Nitrate d'ammonium. Comment est-il stocké et quelles quantités transitent dans notre pays ?
Nitrate d'ammonium. Comment est-il stocké et quelles quantités transitent dans notre pays ? / 19h30 / 3 min. / le 6 août 2020
Au coeur de l'explosion de Beyrouth, le nitrate d'ammonium reste très utilisé dans l'agriculture suisse. Comment et où est-il stocké? Dans quelles quantités? Avec quels risques? Enquête.

Un stock mal entretenu de 2750 tonnes de nitrate d'ammonium serait à l’origine de l'accident de Beyrouth. Cette catastrophe n'est pas une première pour une substance dangereuse bien connue des agriculteurs. Elle a déjà provoqué plusieurs tragédies par le passé, dont l'explosion d'une usine chimique en 2001 à Toulouse, qui avait entraîné la mort de 31 personnes.

>> Lire aussi : Comment du nitrate est resté pendant 6 ans dans le port de Beyrouth

Qu'en est-il en Suisse? Où se situent les stocks et quelles quantités circulent dans le pays? Difficile d'obtenir une réponse officielle. Contactés, l'Office fédéral de l'environnement et les cantons ont refusé de répondre à ces questions.

Depuis que Lonza a arrêté en 2018 sa production à Viège (VS), le nitrate d'ammonium utilisé en Suisse est essentiellement produit à l'étranger. Les chiffres des douanes donnent ainsi un aperçu des quantités: 1600 tonnes de nitrate d'ammonium et 114'000 tonnes d'engrais à base de nitrate d'ammonium ont été importées l'année passée, principalement en provenance des Pays-Bas, d'Allemagne et de France. Ces chiffres ne tiennent pas compte d’éventuels anciens stocks et de la production en Suisse.

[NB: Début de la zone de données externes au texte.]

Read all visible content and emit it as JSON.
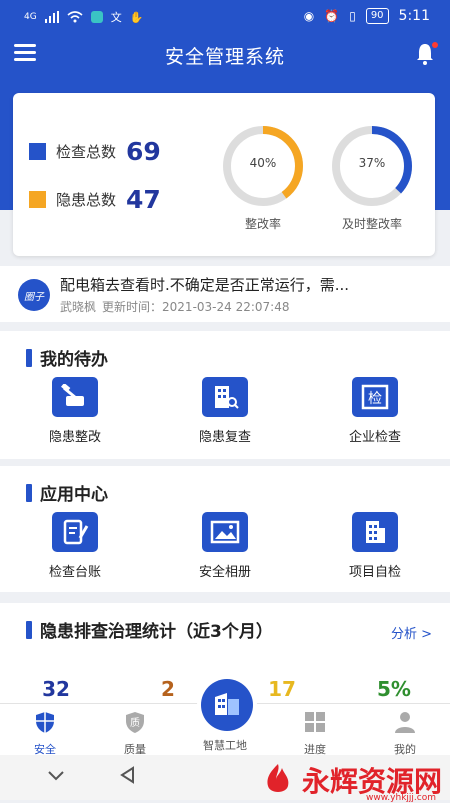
{
  "status_bar": {
    "network": "4G",
    "battery": "90",
    "time": "5:11"
  },
  "header": {
    "title": "安全管理系统"
  },
  "stats": {
    "check_total_label": "检查总数",
    "check_total": "69",
    "hazard_total_label": "隐患总数",
    "hazard_total": "47",
    "rectify_rate_value": 0.4,
    "rectify_rate_text": "40%",
    "rectify_rate_label": "整改率",
    "timely_rate_value": 0.37,
    "timely_rate_text": "37%",
    "timely_rate_label": "及时整改率",
    "colors": {
      "check": "#2553c9",
      "hazard": "#f5a623",
      "ring_bg": "#dddddd"
    }
  },
  "notice": {
    "badge": "圈子",
    "title": "配电箱去查看时.不确定是否正常运行，需...",
    "author": "武晓枫",
    "updated_label": "更新时间：",
    "updated_time": "2021-03-24 22:07:48"
  },
  "todo": {
    "title": "我的待办",
    "items": [
      {
        "label": "隐患整改",
        "icon": "hammer-icon"
      },
      {
        "label": "隐患复查",
        "icon": "building-search-icon"
      },
      {
        "label": "企业检查",
        "icon": "inspect-icon"
      }
    ]
  },
  "apps": {
    "title": "应用中心",
    "items": [
      {
        "label": "检查台账",
        "icon": "ledger-icon"
      },
      {
        "label": "安全相册",
        "icon": "photo-icon"
      },
      {
        "label": "项目自检",
        "icon": "building-icon"
      }
    ]
  },
  "hazard_stats": {
    "title": "隐患排查治理统计（近3个月）",
    "analysis": "分析 >",
    "values": [
      {
        "value": "32",
        "color": "#22379e"
      },
      {
        "value": "2",
        "color": "#b5621d"
      },
      {
        "value": "17",
        "color": "#e7b820"
      },
      {
        "value": "5%",
        "color": "#2f8f2f"
      }
    ]
  },
  "tabbar": {
    "tabs": [
      {
        "label": "安全",
        "icon": "shield-icon"
      },
      {
        "label": "质量",
        "icon": "quality-icon"
      },
      {
        "label": "智慧工地",
        "icon": "smart-site-icon"
      },
      {
        "label": "进度",
        "icon": "grid-icon"
      },
      {
        "label": "我的",
        "icon": "user-icon"
      }
    ]
  },
  "watermark": {
    "text": "永辉资源网",
    "url": "www.yhkjjj.com"
  }
}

Péniches de nitrate d’ammonium sur le Rhin

D'après notre enquête, une grande partie du nitrate d'ammonium destiné à l'agriculture suisse arrive par le Rhin, à Muttenz (BL). Des péniches transportant environ 1000 tonnes d'engrais alimentent régulièrement l'entrepôt de Landor, du groupe Fenaco, leader du marché, qui exploite aussi les magasins Landi.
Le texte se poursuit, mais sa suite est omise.